Full-text indexes

Full-text indexes contain the information used to find objects by searching for embedded words or phrases. Full-text indexes are also referred to as Autonomy (also called Verity) collections. Lists of Autonomy collections are maintained in index areas.

Autonomy collection
An Autonomy collection contains full-text indexing information and is represented by a VerityCollection object in the object store database and a set of files in a file system. These files are maintained by the Autonomy software and contain the actual full-text information. Each Autonomy collection is a member of only one index area. The VerityCollection database object also associates this collection with the IndexArea object and identifies the type of object being indexed (folder, annotation, and so on).
Index area
An index area is associated with a particular object store and is represented by an IndexArea object in the object store database. The IndexArea object contains the path name of a file system directory that is used to store the files for the collection. IBM® Legacy Content Search Engine queries and updates this directory as new indexable content is added to or removed from an object store.

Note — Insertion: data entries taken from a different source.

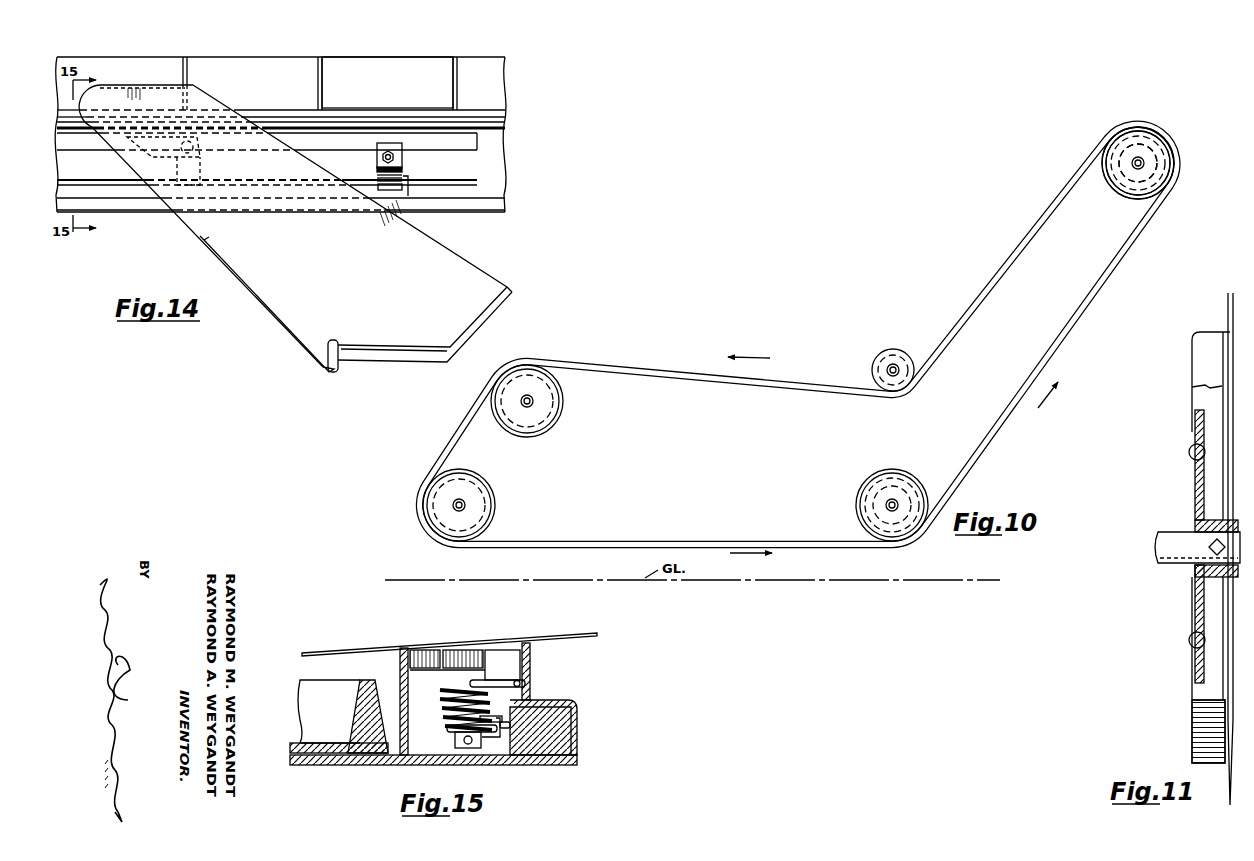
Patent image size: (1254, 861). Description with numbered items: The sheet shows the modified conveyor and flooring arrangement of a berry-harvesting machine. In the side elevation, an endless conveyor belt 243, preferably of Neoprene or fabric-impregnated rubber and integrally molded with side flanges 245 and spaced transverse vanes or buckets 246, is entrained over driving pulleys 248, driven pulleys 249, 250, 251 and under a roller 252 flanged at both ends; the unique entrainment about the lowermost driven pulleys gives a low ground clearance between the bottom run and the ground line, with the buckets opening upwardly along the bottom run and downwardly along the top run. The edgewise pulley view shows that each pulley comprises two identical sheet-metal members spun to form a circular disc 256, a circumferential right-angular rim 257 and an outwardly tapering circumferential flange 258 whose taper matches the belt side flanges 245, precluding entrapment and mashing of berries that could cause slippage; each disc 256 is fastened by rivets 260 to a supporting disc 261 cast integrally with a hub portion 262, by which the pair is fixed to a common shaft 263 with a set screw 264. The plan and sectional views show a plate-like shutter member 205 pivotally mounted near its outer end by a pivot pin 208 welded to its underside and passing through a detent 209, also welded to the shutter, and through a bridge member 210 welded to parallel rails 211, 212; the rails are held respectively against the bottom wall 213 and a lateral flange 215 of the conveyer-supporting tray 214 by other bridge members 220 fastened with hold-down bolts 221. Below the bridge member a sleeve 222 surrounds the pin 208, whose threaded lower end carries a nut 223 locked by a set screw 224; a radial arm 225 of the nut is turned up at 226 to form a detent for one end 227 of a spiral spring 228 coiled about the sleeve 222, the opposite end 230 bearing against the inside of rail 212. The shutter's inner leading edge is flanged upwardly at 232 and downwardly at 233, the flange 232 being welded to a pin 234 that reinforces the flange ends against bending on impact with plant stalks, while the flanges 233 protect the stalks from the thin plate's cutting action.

In FIG. 14, the shutter member 205 is at (326, 255).
In FIG. 15, the shutter member 205 is at (560, 636).
In FIG. 14, the pivot pin 208 is at (196, 150).
In FIG. 15, the pivot pin 208 is at (468, 650).
In FIG. 14, the detent 209 is at (122, 166).
In FIG. 15, the detent 209 is at (428, 650).
In FIG. 14, the bridge member 210 is at (202, 171).
In FIG. 15, the bridge member 210 is at (495, 675).
In FIG. 14, the rail 211 is at (415, 150).
In FIG. 15, the rail 211 is at (400, 672).
In FIG. 14, the rail 212 is at (460, 190).
In FIG. 15, the rail 212 is at (530, 660).
In FIG. 14, the bottom wall 213 is at (505, 150).
In FIG. 15, the bottom wall 213 is at (352, 765).
In FIG. 14, the conveyer-supporting tray 214 is at (506, 95).
In FIG. 15, the conveyer-supporting tray 214 is at (508, 768).
In FIG. 14, the lateral flange 215 is at (505, 193).
In FIG. 15, the lateral flange 215 is at (570, 700).
In FIG. 14, the bridge member 220 is at (406, 191).
In FIG. 14, the hold-down bolt 221 is at (376, 161).
In FIG. 15, the sleeve 222 is at (447, 728).
In FIG. 15, the nut 223 is at (455, 744).
In FIG. 15, the set screw 224 is at (473, 743).
In FIG. 15, the radial arm 225 is at (507, 730).
In FIG. 15, the upturned end 226 is at (502, 718).
In FIG. 15, the spring end 227 is at (511, 726).
In FIG. 15, the spiral spring 228 is at (448, 699).
In FIG. 15, the spring end 230 is at (528, 686).
In FIG. 14, the upward flange 232 is at (458, 345).
In FIG. 14, the downward flange 233 is at (300, 342).
In FIG. 14, the pin 234 is at (335, 340).
In FIG. 14, the endless conveyor belt 243 is at (405, 83).
In FIG. 10, the endless conveyor belt 243 is at (1072, 322).
In FIG. 15, the endless conveyor belt 243 is at (300, 743).
In FIG. 14, the side flange 245 is at (255, 116).
In FIG. 15, the side flange 245 is at (360, 712).
In FIG. 14, the transverse vane or bucket 246 is at (188, 78).
In FIG. 15, the transverse vane or bucket 246 is at (300, 705).
In FIG. 10, the driving pulley 248 is at (1172, 135).
In FIG. 10, the driven pulley 249 is at (853, 510).
In FIG. 10, the driven pulley 250 is at (497, 505).
In FIG. 10, the driven pulley 251 is at (560, 428).
In FIG. 10, the roller 252 is at (896, 348).
In FIG. 11, the circular disc 256 is at (1192, 376).
In FIG. 10, the circumferential right-angular rim 257 is at (1118, 192).
In FIG. 11, the circumferential right-angular rim 257 is at (1205, 332).
In FIG. 10, the tapering circumferential flange 258 is at (1106, 180).
In FIG. 11, the tapering circumferential flange 258 is at (1229, 300).
In FIG. 11, the rivet 260 is at (1190, 452).
In FIG. 10, the supporting disc 261 is at (1130, 192).
In FIG. 11, the supporting disc 261 is at (1200, 487).
In FIG. 10, the hub portion 262 is at (1144, 160).
In FIG. 11, the hub portion 262 is at (1198, 584).
In FIG. 10, the common shaft 263 is at (1144, 166).
In FIG. 11, the common shaft 263 is at (1180, 534).
In FIG. 11, the set screw 264 is at (1201, 547).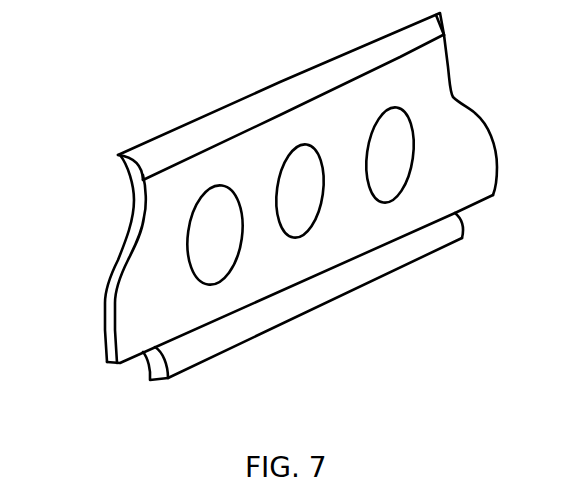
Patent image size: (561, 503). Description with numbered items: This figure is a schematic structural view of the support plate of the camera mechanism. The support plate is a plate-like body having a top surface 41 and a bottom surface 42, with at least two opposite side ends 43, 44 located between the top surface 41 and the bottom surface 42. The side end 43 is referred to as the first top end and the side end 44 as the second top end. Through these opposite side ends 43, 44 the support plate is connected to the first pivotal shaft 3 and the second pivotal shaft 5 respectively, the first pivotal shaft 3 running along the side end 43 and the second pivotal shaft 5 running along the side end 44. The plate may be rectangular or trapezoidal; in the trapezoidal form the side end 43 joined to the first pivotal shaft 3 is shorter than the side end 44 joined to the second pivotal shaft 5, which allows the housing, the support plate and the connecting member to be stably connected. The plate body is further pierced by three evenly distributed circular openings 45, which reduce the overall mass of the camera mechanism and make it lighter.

The first pivotal shaft 3 is at (315, 96).
The second pivotal shaft 5 is at (292, 316).
The top surface 41 is at (132, 222).
The bottom surface 42 is at (288, 210).
The side end 43 is at (420, 48).
The side end 44 is at (137, 355).
The opening 45 is at (213, 238).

Multiple index areas can be used to hold data for a single object store, but each index area can only hold data for one object store. Since an index area can have only one file system directory, multiple index areas are used for a single object store to spread the full-text indexing information across multiple file systems, either for geographic location or scalability purposes.

NOTE   If you have multiple index areas configured in an object store, Content Engine determines which index area to write the full-text indexing information to, based on the following order to optimize performance.

1. The index area on the same site as the virtual server.
2. The index area on the same site as the object store.
3. The index area on the same site as the storage area.

The status of an index area is either open (accepting new indexing information), or closed, on standby, or full (not accepting new indexing information). An index area can be created in standby mode; the index area is then automatically opened when a new index area is needed, and none are currently open. Autonomy-specific parameters that describe properties of the index area are also stored in the index area, such as Autonomy collections, Autonomy search servers, and the maximum number of collections.
Autonomy collection size
A single Autonomy collection can store up to 8 million entries. An entry is put into an Autonomy collection for each content element, plus an additional entry is put into the Autonomy collection for all the CBR-enabled string properties of an object (document, custom object, and so on). Each object store can have an unlimited number of Autonomy collections, associated with an unlimited number of index areas. The Autonomy collections are created automatically as needed when new data is full-text indexed.

You can affect the size and performance characteristics of an Autonomy collection by configuring features in the style set for the collection. For more information, see the P8CSE50 style set reference.